In normal operation the main collector is collecting data and “healthy”. The main collector will make it’s health available to the failover collector. As long as the failover collector can verify that the main collector is healthy it will remain dormant.

Main collector is down

Main collector down

In this scenario the failover collector has not been able to verify the health of the main collector in a predefined time frame due to the main collector failing or the machine on which it is running failing. In this case the failover collector will become active and start the collection of data on the failover server.

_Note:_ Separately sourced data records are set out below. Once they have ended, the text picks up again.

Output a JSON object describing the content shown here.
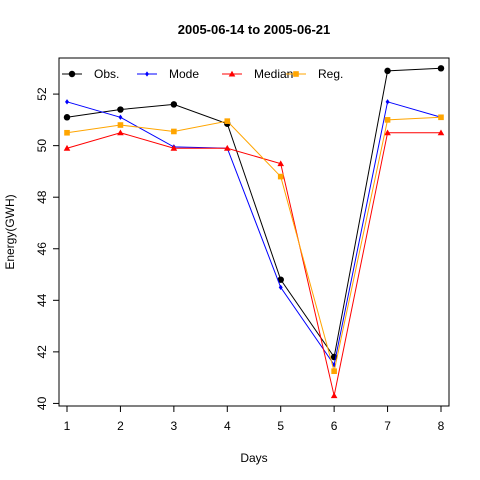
{
  "chart_data": {
    "type": "line",
    "title": "2005-06-14 to 2005-06-21",
    "xlabel": "Days",
    "ylabel": "Energy(GWH)",
    "xlim": [
      0.85,
      8.15
    ],
    "ylim": [
      39.9,
      53.4
    ],
    "x": [
      1,
      2,
      3,
      4,
      5,
      6,
      7,
      8
    ],
    "x_ticks": [
      "1",
      "2",
      "3",
      "4",
      "5",
      "6",
      "7",
      "8"
    ],
    "y_ticks": [
      40,
      42,
      44,
      46,
      48,
      50,
      52
    ],
    "grid": false,
    "legend_position": "top",
    "series": [
      {
        "name": "Obs.",
        "color": "#000000",
        "marker": "circle",
        "values": [
          51.1,
          51.4,
          51.6,
          50.85,
          44.8,
          41.8,
          52.9,
          53.0
        ]
      },
      {
        "name": "Mode",
        "color": "#0000ff",
        "marker": "diamond",
        "values": [
          51.7,
          51.1,
          49.95,
          49.9,
          44.5,
          41.5,
          51.7,
          51.1
        ]
      },
      {
        "name": "Median",
        "color": "#ff0000",
        "marker": "triangle",
        "values": [
          49.9,
          50.5,
          49.9,
          49.9,
          49.3,
          40.3,
          50.5,
          50.5
        ]
      },
      {
        "name": "Reg.",
        "color": "#ffa500",
        "marker": "square",
        "values": [
          50.5,
          50.8,
          50.55,
          50.95,
          48.8,
          41.25,
          51.0,
          51.1
        ]
      }
    ]
  }
}
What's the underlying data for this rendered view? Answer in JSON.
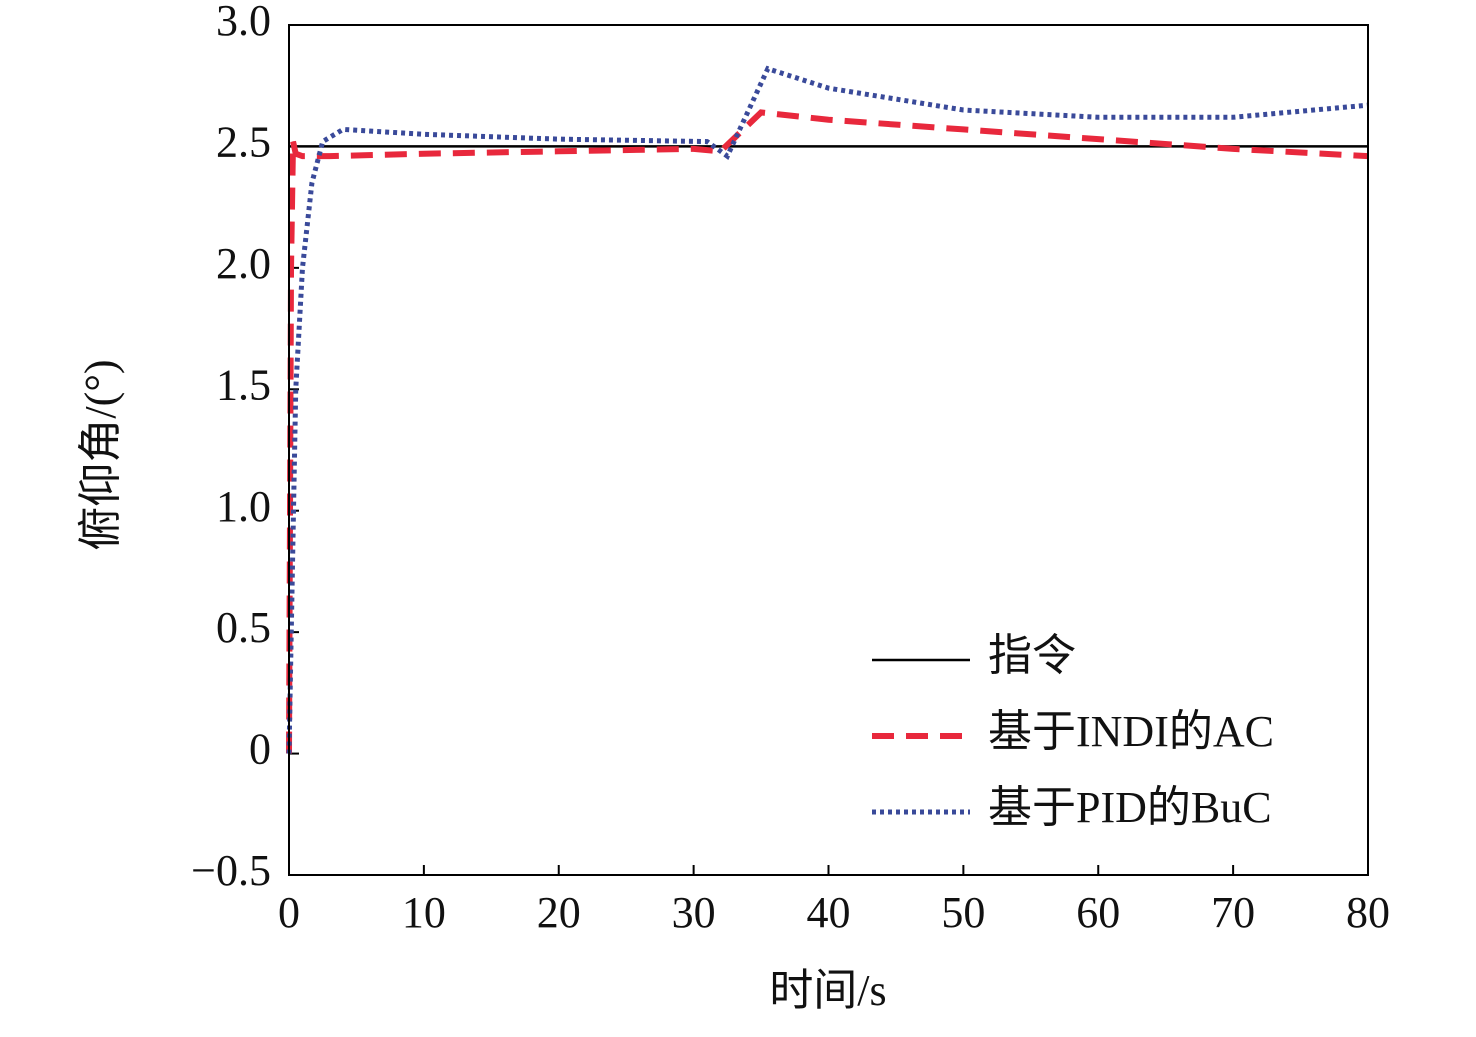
{
  "chart_data": {
    "type": "line",
    "x_label": "时间/s",
    "y_label": "俯仰角/(°)",
    "xlim": [
      0,
      80
    ],
    "xticks": [
      0,
      10,
      20,
      30,
      40,
      50,
      60,
      70,
      80
    ],
    "ylim": [
      -0.5,
      3.0
    ],
    "yticks": [
      {
        "value": -0.5,
        "label": "−0.5"
      },
      0,
      0.5,
      {
        "value": 1.0,
        "label": "1.0"
      },
      1.5,
      {
        "value": 2.0,
        "label": "2.0"
      },
      2.5,
      {
        "value": 3.0,
        "label": "3.0"
      }
    ],
    "legend": "lower right",
    "series": [
      {
        "name": "指令",
        "color": "#000000",
        "dash": "solid",
        "x": [
          0,
          80
        ],
        "values": [
          2.5,
          2.5
        ]
      },
      {
        "name": "基于INDI的AC",
        "color": "#e8283c",
        "dash": "dashed",
        "x": [
          0,
          0.15,
          0.3,
          0.5,
          1,
          3,
          10,
          20,
          30,
          32,
          35,
          40,
          50,
          60,
          70,
          80
        ],
        "values": [
          0,
          2.0,
          2.52,
          2.47,
          2.46,
          2.46,
          2.47,
          2.48,
          2.49,
          2.48,
          2.64,
          2.61,
          2.57,
          2.53,
          2.49,
          2.46
        ]
      },
      {
        "name": "基于PID的BuC",
        "color": "#3a4a9a",
        "dash": "dotted",
        "x": [
          0,
          0.5,
          1,
          1.7,
          2.5,
          4,
          10,
          20,
          31,
          32.5,
          35.5,
          40,
          50,
          60,
          70,
          80
        ],
        "values": [
          0,
          1.5,
          2.0,
          2.35,
          2.52,
          2.57,
          2.55,
          2.53,
          2.52,
          2.46,
          2.82,
          2.74,
          2.65,
          2.62,
          2.62,
          2.67
        ]
      }
    ]
  }
}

Main collector is unhealthy but reachable

Main collector unhealthy

In this scenario the failover collector received a health status from the main collector but the health status has been bad for a predefined time frame. In this case the failover collector will become active and start the collection of data on the failover server.

Network down

Network down

In this case the communication between the main collector and the failover collector is prevented by a network issue. In this case both collectors will collect data for the configured measurements.

Configuration

Collector failover settings

To configure the failover for a collector create a new collector, install it on the target machine and perform the initial registration. Once the collector has been registered go to the settings page. After toggling the failover switch a new panel called “Failover settings” should appear with the options described below.

Main collector

Select the main collector for which you want the collector to be the failover. Only collectors of the same type can be selected.

Port

This is the port the main collector will listen on to serve the health status to the failover collector. Enter a valid tcp port number greater than 1023 if your collector is running without administrator or root privileges and make sure your firewall configuration allows a connection on this port from the host on which the failover collector is running to the host on which the main collector is running.

Host

This is the host address to which the failover collector will try to connect to get the health status of the main collector. This can be an ip address or a resolvable hostname.

Timeout

This is the number of seconds the failover collector will wait before becoming “active” after it has deemed the main collector to be unhealthy.

Stop delay

This is the number of seconds the failover collector will wait before returning to the “idle” state after it deemed the main collector to be healthy.